La fascia costiera è oggi un corpo oramai stressato con poche possibilità di essere resiliente, con un bilancio di sedimenti che ne determina avanzata erosione. L’effetto della pressione antropica diretta (p.e.: turismo di massa e la generalizzata antropizzazione, demolizione delle dune, pulizia pesante delle spiagge) e indiretta (cambiamento climatico) portano alla perdita dei caratteri naturalistici, archeologici, storici della costa, quelli che ne fanno una risorsa economica. Il turismo intensivo ed estensivo sta diventando la causa della sua distruzione. Le prossime spiagge saranno sempre più piccole e sempre più affollate sino a che non ce ne saranno più. Il mondo scientifico è convinto che si debba parlare di predisposizione all’uso e di capacità di carico del territorio; proteggere un patrimonio naturalistico significa difendere l’economia turistica possibile, ricordiamolo, solo a monte di una filiera produttiva che va dall’industria metallurgica, alla metalmeccanica, alla chimica, ai trasporti, all’edilizia.

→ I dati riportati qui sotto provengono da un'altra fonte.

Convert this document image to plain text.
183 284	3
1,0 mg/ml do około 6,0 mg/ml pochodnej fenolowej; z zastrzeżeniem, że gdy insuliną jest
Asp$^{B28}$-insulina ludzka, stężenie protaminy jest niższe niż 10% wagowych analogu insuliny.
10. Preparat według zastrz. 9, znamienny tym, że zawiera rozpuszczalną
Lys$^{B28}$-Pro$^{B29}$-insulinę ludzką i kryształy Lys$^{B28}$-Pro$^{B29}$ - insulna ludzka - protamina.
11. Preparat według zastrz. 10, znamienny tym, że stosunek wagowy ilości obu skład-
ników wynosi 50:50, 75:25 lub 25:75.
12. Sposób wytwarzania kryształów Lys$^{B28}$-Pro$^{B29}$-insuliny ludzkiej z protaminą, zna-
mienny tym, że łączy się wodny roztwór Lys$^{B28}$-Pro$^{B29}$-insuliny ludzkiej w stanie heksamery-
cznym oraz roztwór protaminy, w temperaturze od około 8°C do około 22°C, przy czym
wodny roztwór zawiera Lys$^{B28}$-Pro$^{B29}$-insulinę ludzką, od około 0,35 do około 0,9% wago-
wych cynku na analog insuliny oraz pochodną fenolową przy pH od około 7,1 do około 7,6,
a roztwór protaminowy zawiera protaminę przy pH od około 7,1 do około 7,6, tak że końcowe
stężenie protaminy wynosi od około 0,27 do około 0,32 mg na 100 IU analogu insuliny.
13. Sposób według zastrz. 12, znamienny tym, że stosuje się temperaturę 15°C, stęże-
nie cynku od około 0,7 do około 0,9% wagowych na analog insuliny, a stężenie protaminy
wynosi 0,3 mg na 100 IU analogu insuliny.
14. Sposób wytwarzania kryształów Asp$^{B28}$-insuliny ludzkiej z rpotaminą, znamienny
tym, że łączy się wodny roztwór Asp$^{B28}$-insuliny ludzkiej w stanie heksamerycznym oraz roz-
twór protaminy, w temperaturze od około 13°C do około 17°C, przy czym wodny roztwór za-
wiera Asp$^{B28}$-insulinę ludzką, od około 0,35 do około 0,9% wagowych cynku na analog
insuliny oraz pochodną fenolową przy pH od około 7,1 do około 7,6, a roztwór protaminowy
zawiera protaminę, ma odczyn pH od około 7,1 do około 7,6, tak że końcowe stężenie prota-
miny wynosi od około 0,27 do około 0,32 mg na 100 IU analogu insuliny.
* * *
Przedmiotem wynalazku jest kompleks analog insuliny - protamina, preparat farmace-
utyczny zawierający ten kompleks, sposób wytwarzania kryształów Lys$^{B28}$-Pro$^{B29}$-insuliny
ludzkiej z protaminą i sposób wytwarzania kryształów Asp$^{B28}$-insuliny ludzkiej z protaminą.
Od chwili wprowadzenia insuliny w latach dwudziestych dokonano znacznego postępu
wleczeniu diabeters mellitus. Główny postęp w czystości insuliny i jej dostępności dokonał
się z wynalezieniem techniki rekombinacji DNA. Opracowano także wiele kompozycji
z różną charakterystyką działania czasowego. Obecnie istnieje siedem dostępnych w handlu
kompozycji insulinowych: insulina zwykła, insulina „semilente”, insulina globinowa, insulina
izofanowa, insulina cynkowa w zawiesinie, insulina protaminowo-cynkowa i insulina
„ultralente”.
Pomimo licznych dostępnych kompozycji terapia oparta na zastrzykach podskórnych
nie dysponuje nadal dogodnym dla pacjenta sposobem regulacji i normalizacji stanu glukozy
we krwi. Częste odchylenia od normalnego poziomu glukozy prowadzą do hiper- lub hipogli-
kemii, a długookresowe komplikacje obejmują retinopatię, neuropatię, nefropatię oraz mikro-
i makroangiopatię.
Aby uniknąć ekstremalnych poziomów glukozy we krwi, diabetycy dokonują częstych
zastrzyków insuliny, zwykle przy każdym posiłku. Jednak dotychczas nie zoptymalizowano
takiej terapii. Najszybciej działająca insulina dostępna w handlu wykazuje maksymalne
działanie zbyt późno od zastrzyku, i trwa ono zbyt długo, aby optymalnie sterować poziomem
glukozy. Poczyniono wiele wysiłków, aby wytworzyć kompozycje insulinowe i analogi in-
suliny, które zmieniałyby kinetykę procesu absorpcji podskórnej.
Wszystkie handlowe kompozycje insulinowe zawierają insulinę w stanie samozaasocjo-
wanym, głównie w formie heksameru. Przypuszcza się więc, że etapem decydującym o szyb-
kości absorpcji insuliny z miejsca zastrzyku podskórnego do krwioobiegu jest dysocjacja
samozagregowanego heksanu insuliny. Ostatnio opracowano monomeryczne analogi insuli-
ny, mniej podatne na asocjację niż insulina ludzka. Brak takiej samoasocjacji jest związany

È il caso che l’Amministrazione imponga metodi di gestione sistemici perché se le spiagge sono tante, tutte fanno parte della costa ed essa è parte del demanio: è di tutti. Non può essere gestita a macchia di leopardo. Diceva Capo Toro Seduto dei Sioux Lakota: «Solo quando l’ultimo fiume sarà prosciugato, quando l’ultimo albero sarà abbattuto, quando l’ultimo animale sarà ucciso, solo allora capirete che il denaro non si mangia». Occhio all’ultimo granello di sabbia!